Finn slid his reading glasses to a well-worn slot on the end of his nose and turned to face me – not an easy trick in those particular chairs. But the twinkle in his eye told me the serious part was over.
“You know, about once every five years, someone does say No.”
He leaned back in his chair, and held up a finger. “I remember this one couple I was helping through the process, and there hadn’t been any indication of a problem or hitch the whole time, a very routine sale, until I said, ‘Do you sign this document of your own free will?’ And she yelled, ‘NO!’ and pointed at her husband with her thumb,” and he demonstrated with his own thumb.
At this point Finn mimicked an angry and bitter woman defaming her spouse. “‘We wouldn’t be here if Mr. Awnt-er-pen-ure here hadn’t had his great, never-fail business idea. And what you think that might be? Come on. Guess. No, don’t guess. You’ll never guess. A tire center! In Vermont! Isn’t that brilliant. Who would ever think to put up a tire center in Vermont! Would you think of that? Of course, you would. How many tire centers are there within twenty miles of here? Lots! But Noooo! Come on, honey, it’s a sure bet. He insisted. We’ll make a ton of money. We can’t lose. Argh! We owned that beautiful house outright and now we have to take out a mortgage just to pay off the losses. I could just SCREAM every time I think of it. And if you think you can…’
“On and on and on she went, while her husband sank in his seat and turned an odd shade of pale gray. I thought she wasn’t ever going to finish. I must have waited ten minutes for her to calm down, until finally she huffed in disgust, ‘Yes, I sign this document of my own free will.’ and then immediately turned to her husband and said, ‘I am NEVER going to let you live this down!'”
The paperwork was completed, and as we shook hands all round, Finn handed us the largest check I ever expect to see in my life. Outside the building, the buyer hugged us, thanked us, and wished us well, and we sincerely returned her emotions. In a couple of months, she would be sending us increasingly anxious and frustrated emails when the basement flooded in one of the wettest summers the state had seen in living memory. But at that moment, we were all pleased with the transaction and relieved it had come off smoothly. She walked off in high spirits, a great burden off her shoulders.
We were now legally homeless, and our future had enough uncertainty that we weren’t completely care-free, but it’s hard to be anxious with a five-digit check for in your hand. Or rather, it’s a different kind of anxiety.

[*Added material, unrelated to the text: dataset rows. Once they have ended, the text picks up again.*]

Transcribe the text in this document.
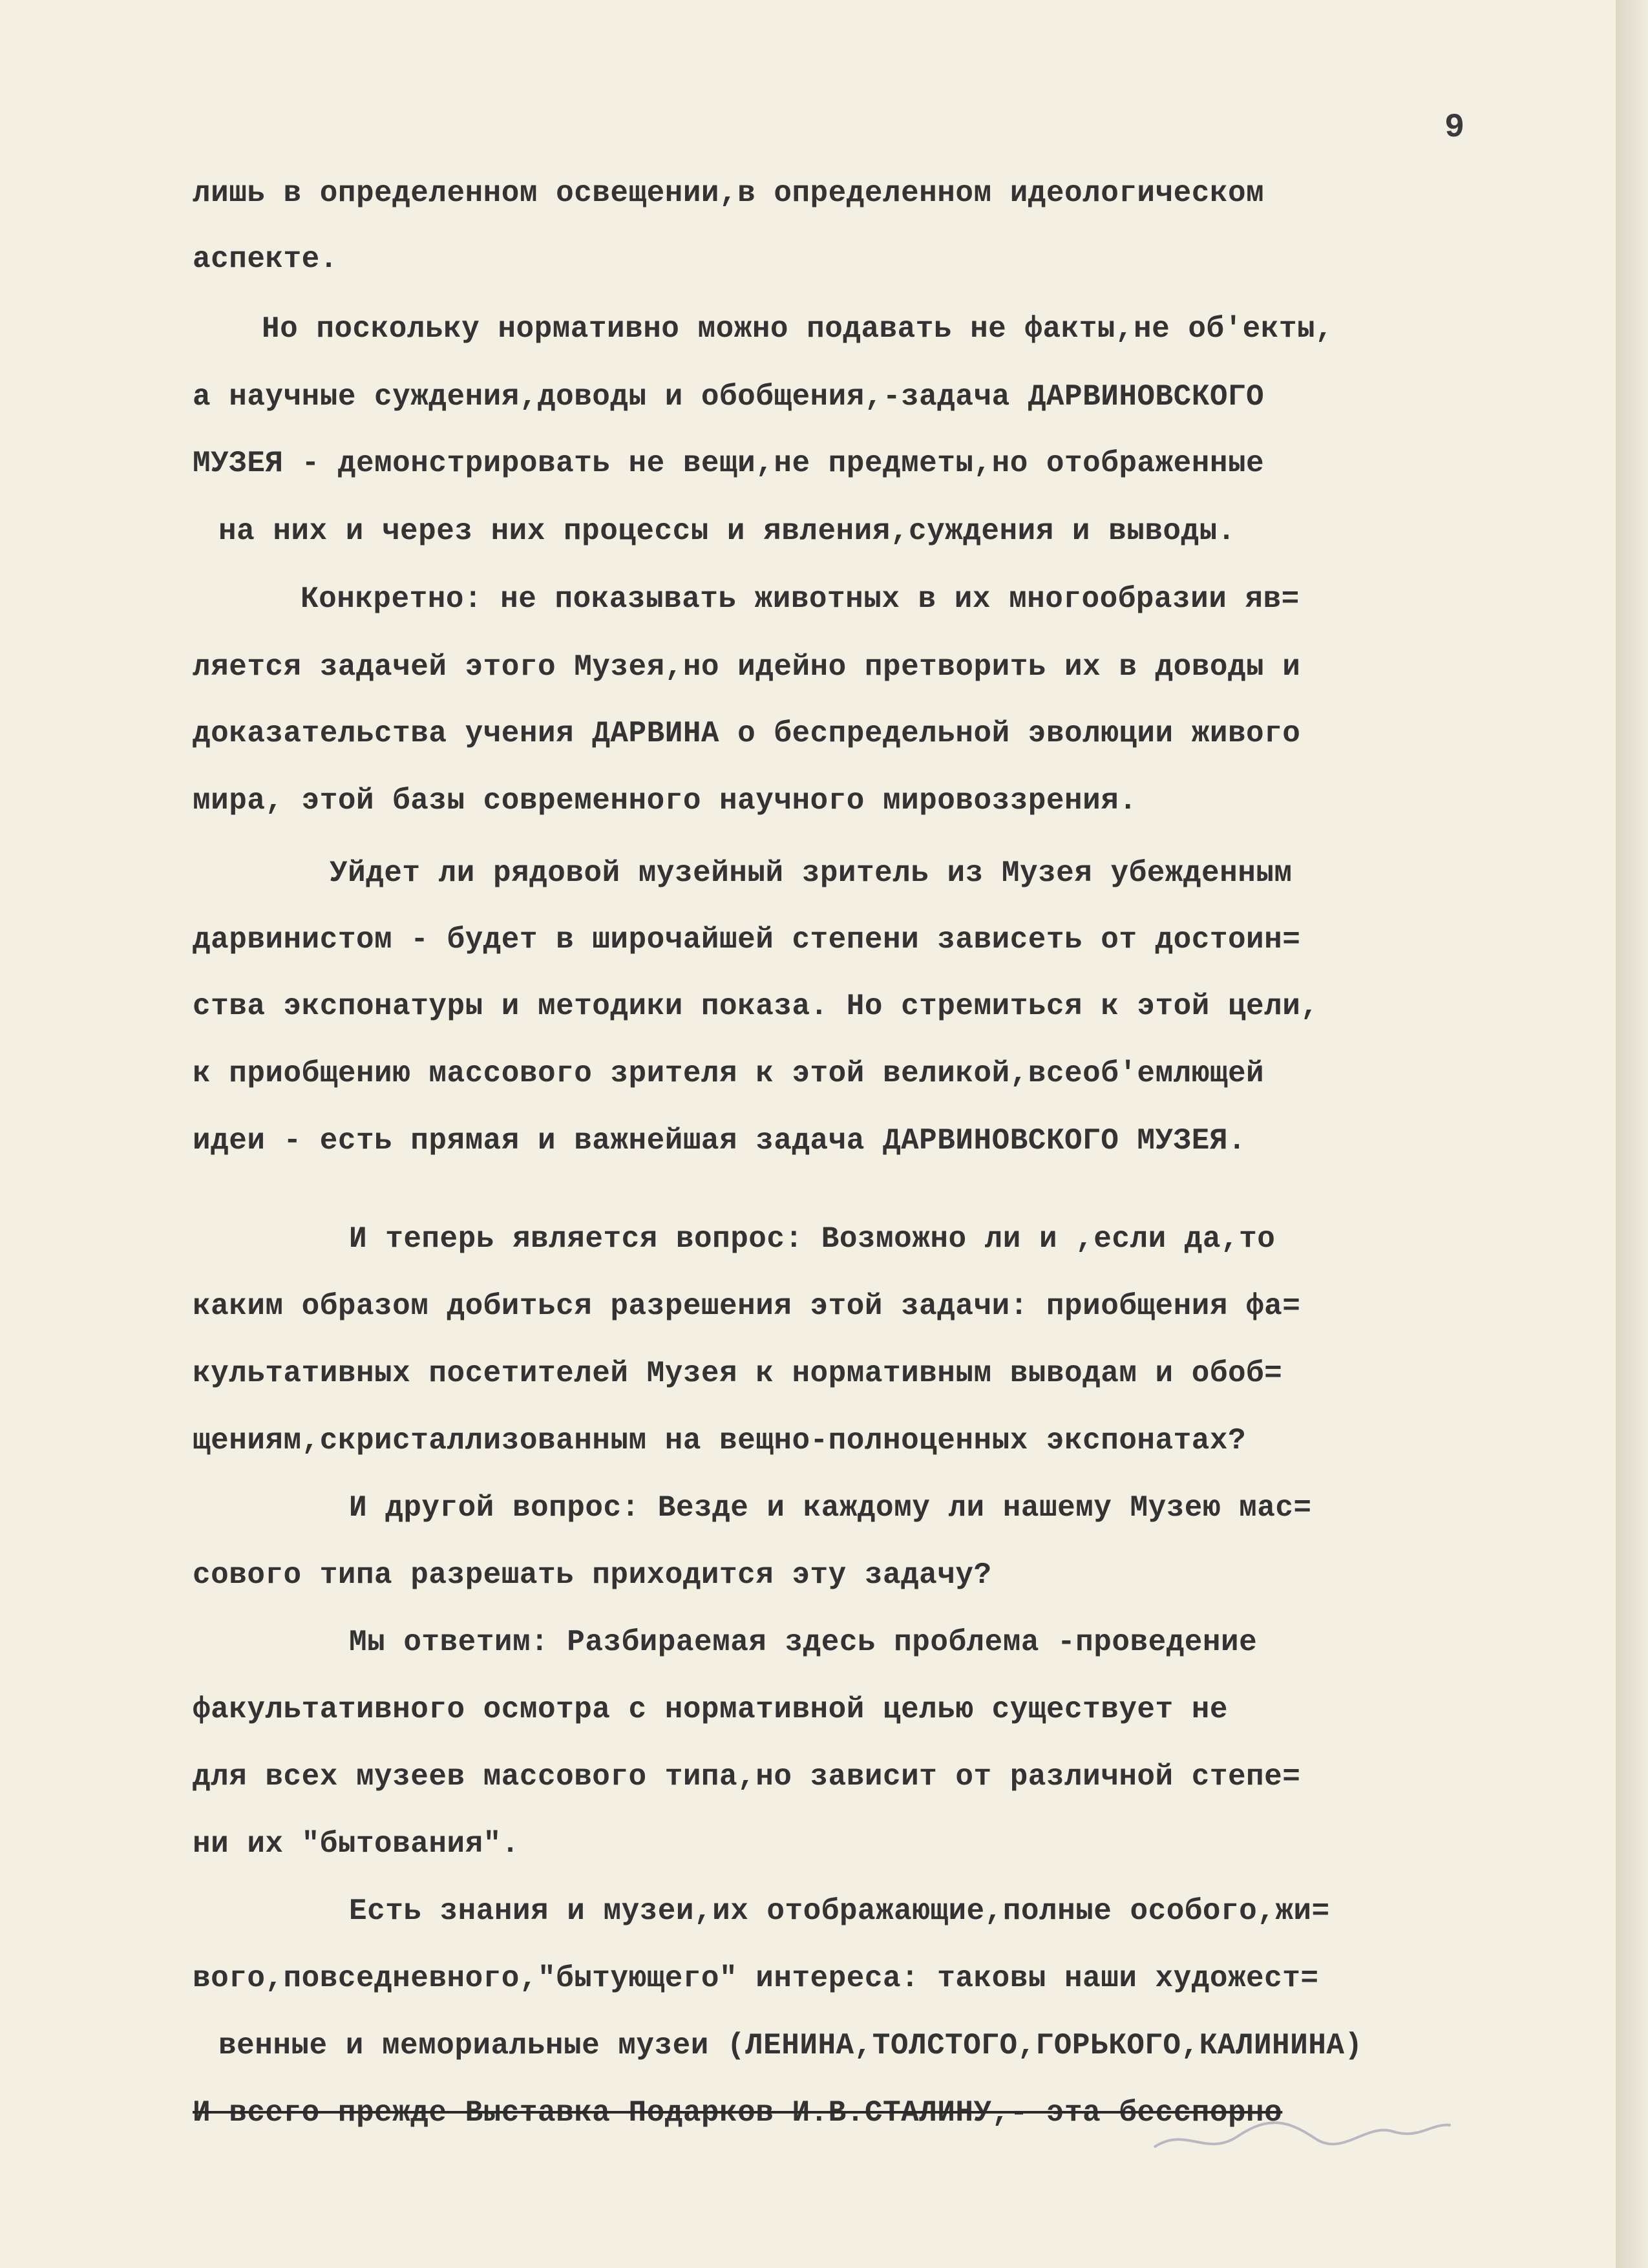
9
лишь в определенном освещении,в определенном идеологическом
аспекте.
Но поскольку нормативно можно подавать не факты,не об'екты,
а научные суждения,доводы и обобщения,-задача ДАРВИНОВСКОГО
МУЗЕЯ - демонстрировать не вещи,не предметы,но отображенные
на них и через них процессы и явления,суждения и выводы.
Конкретно: не показывать животных в их многообразии яв=
ляется задачей этого Музея,но идейно претворить их в доводы и
доказательства учения ДАРВИНА о беспредельной эволюции живого
мира, этой базы современного научного мировоззрения.
Уйдет ли рядовой музейный зритель из Музея убежденным
дарвинистом - будет в широчайшей степени зависеть от достоин=
ства экспонатуры и методики показа. Но стремиться к этой цели,
к приобщению массового зрителя к этой великой,всеоб'емлющей
идеи - есть прямая и важнейшая задача ДАРВИНОВСКОГО МУЗЕЯ.
И теперь является вопрос: Возможно ли и ,если да,то
каким образом добиться разрешения этой задачи: приобщения фа=
культативных посетителей Музея к нормативным выводам и обоб=
щениям,скристаллизованным на вещно-полноценных экспонатах?
И другой вопрос: Везде и каждому ли нашему Музею мас=
сового типа разрешать приходится эту задачу?
Мы ответим: Разбираемая здесь проблема -проведение
факультативного осмотра с нормативной целью существует не
для всех музеев массового типа,но зависит от различной степе=
ни их "бытования".
Есть знания и музеи,их отображающие,полные особого,жи=
вого,повседневного,"бытующего" интереса: таковы наши художест=
венные и мемориальные музеи (ЛЕНИНА,ТОЛСТОГО,ГОРЬКОГО,КАЛИНИНА)
И всего прежде Выставка Подарков И.В.СТАЛИНУ,- эта бесспорно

“We need to deposit this RIGHT AWAY!” I insisted.
“OK gang. Let’s go!” Dawn said, in her best up-and-at-’em voice.
“Should we walk or take the car? It’s kind of a far walk, but we have a free parking spot right now.”
“Harry, look at the dollar amount on that check you are holding in your hand. And you’re trying to save yourself twenty-five cents in the parking meter?”
“I am my Mother’s son, but you’re right. Let’s drive.”
In retrospect, it’s embarassing to admit when you have lived a cliche, but at the time we laughed all the way to the bank.